If we can see the underlying trends and their impact we can devise approaches that do not originate in anxiety and blame. Then we design very different solutions.

For example: we stop seeing people seeking care as the enemy, and stop trying to divide them into deserving and undeserving. We stop seeing politicians as conniving and self serving and see them as caught as helplessly as we are. And, when we see that everyone in this swirl is afflicted with the same feelings of anxiety and helplessness that we are experiencing, we can look for ways of working constructively with them.

Instead of seeking people we can blame  we instead identify the things that are important to us and to them, the aspects of care  we so dearly want to protect or improve. Then we can look for potential allies in our struggle to do so. Very often the people we see as a problem will turn out to be a resource.

This isn’t magic,  that swirl of forces is still there, there are still very real dangers that things we value will be lost and we will still have to fight to keep or develop those aspects of care we know are important. But, if we recognise this, the energy we call upon will be very different. We will still be working as hard but our  enjoyment of the situation will be greater. Our effectiveness too.

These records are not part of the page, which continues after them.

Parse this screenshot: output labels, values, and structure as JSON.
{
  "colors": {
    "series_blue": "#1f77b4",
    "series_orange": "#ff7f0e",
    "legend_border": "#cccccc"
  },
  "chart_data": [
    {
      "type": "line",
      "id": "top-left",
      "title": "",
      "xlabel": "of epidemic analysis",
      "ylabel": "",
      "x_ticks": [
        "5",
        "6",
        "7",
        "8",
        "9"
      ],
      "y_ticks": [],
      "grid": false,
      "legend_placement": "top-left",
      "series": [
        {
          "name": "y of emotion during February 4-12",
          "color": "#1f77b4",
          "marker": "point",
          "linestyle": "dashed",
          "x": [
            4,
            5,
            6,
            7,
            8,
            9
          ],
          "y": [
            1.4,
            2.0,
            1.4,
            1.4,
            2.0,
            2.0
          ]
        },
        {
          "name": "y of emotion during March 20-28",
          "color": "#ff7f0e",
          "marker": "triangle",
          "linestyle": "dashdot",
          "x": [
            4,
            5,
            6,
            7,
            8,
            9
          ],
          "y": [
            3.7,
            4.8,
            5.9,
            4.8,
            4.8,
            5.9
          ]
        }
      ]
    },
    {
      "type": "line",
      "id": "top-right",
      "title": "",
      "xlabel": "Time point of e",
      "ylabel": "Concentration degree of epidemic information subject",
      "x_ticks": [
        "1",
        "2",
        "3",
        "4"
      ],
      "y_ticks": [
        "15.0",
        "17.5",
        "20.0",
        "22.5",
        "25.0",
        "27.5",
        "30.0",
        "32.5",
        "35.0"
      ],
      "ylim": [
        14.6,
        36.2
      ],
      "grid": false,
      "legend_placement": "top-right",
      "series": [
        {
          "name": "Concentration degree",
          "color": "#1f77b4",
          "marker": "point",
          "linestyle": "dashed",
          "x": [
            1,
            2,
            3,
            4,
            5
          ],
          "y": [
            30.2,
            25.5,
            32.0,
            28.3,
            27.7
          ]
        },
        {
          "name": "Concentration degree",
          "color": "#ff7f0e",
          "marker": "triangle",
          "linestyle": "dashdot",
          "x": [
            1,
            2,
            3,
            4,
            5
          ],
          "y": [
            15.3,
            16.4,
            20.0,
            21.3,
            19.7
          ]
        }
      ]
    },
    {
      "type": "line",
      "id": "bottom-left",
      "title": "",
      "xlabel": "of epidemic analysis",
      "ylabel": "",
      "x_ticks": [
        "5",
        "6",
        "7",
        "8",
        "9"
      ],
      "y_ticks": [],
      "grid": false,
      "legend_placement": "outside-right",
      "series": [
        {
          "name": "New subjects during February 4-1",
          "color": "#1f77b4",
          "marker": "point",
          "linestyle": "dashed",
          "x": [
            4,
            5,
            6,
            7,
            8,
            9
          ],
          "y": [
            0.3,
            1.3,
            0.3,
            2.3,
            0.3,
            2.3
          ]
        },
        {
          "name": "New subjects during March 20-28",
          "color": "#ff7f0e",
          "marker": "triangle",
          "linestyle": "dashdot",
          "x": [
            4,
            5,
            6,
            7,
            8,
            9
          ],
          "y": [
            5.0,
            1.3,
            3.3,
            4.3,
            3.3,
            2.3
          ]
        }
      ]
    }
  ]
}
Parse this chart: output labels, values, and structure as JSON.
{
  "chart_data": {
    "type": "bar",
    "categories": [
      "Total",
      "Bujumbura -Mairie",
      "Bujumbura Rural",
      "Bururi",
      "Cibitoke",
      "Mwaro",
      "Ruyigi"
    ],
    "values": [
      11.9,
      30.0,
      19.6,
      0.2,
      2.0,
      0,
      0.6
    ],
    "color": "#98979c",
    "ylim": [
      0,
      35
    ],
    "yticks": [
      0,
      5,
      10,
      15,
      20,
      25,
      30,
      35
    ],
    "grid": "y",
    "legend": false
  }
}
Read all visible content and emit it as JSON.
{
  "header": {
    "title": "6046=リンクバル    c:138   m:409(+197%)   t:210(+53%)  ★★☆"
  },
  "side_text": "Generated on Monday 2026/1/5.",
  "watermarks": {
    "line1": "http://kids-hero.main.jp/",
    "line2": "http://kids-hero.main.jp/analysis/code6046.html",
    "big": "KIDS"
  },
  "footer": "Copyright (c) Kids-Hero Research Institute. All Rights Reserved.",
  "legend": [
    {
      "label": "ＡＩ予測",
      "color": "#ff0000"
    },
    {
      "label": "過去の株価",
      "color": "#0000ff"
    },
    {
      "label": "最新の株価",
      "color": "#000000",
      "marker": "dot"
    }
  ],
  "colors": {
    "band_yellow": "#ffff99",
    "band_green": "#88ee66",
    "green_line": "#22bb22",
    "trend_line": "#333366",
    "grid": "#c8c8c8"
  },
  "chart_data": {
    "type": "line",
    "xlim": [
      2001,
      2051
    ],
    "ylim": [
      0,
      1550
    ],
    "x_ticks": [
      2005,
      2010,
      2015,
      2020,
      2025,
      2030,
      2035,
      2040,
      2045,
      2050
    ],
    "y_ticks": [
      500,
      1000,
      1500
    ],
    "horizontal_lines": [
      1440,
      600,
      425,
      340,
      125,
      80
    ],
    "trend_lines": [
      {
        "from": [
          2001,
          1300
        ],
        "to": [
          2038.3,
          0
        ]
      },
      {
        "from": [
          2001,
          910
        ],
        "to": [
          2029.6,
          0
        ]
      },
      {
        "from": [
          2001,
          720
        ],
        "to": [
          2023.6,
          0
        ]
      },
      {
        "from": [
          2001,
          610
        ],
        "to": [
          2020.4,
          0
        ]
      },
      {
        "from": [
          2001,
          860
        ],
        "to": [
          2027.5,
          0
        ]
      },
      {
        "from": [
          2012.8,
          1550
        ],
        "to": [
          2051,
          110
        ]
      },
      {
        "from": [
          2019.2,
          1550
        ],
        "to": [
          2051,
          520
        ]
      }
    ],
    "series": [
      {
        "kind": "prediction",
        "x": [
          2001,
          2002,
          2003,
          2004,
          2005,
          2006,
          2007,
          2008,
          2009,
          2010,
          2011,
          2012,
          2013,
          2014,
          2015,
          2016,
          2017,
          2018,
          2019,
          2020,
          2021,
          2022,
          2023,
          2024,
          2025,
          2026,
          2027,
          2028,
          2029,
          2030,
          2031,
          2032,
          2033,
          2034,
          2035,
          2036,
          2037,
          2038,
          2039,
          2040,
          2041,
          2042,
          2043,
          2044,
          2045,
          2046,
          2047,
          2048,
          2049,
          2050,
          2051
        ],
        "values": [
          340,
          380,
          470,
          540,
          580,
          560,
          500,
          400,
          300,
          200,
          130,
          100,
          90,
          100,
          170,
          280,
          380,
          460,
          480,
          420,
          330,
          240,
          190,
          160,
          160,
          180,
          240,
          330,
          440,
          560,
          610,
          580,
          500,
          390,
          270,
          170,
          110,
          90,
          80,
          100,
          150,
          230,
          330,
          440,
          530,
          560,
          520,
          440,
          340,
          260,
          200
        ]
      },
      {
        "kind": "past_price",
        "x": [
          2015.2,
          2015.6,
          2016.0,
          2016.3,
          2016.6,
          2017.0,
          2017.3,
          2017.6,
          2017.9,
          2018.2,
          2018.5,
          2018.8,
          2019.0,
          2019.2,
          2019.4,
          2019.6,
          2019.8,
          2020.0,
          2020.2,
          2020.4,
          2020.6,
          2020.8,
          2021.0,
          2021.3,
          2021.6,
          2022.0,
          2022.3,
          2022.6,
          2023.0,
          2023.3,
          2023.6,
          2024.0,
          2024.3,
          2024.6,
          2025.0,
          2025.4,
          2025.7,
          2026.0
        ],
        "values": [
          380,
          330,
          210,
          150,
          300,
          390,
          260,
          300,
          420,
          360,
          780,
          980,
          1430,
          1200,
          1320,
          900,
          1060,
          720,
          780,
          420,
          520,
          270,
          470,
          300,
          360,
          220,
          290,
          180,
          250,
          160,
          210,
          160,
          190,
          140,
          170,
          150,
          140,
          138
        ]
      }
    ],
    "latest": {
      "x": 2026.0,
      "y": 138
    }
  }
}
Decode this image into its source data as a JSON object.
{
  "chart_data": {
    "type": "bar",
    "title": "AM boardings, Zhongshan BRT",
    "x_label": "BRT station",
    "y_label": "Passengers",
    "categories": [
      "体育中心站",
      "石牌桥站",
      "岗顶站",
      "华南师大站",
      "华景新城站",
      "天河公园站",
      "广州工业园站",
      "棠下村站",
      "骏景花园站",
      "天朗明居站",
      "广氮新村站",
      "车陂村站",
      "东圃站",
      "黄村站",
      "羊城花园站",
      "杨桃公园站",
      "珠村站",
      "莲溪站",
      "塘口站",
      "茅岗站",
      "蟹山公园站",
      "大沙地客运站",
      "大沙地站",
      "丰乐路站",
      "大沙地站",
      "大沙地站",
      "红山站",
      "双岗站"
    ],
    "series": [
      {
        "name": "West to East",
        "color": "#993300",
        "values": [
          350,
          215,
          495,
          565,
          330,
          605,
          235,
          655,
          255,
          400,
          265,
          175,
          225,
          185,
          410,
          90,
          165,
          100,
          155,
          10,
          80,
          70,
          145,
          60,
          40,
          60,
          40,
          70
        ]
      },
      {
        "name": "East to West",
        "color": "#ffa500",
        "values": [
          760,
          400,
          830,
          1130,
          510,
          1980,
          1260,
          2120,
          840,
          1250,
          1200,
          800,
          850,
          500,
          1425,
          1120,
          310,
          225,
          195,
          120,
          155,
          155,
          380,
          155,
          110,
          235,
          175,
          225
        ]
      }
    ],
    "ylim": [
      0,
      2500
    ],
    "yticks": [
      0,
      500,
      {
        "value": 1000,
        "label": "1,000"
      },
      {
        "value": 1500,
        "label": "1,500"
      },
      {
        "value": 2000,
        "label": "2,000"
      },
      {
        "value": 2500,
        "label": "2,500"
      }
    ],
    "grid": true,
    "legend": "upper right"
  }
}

So we need to move away from autopilot where our clever brains will devise those answers that are clear, simple and wrong, and towards as sympathetic and wide ranging an understanding of our context as we can.

You can follow up more info on the swirl and on one particular aspect of care it is in danger of driving out here:  What is happening to leadership in health care

Or in more detail here:  Why Reforming the NHS Doesn’t Work

 

 

1 thought on “For every complex problem there is an answer that is clear, simple and wrong

  1. Craig Wakeham

    Hi Valerie, I enjoyed reading this as much as I have your other posts. The Reith Lectures this year seem to deal with the same subject. I am currently supporting the clinical services review in Dorset, specifically on long-term conditions. Your exploration of the forces we are feeling buffeted by is as insightful as ever! It also reminded me of Kahneman’s ‘Thinking Fast & Thinking Slow’. Are immediate response is type 1 thinking, where we need to give ourself time and space to use type 2 thinking. The problem is that we only have a limited capacity for type 2 thinking.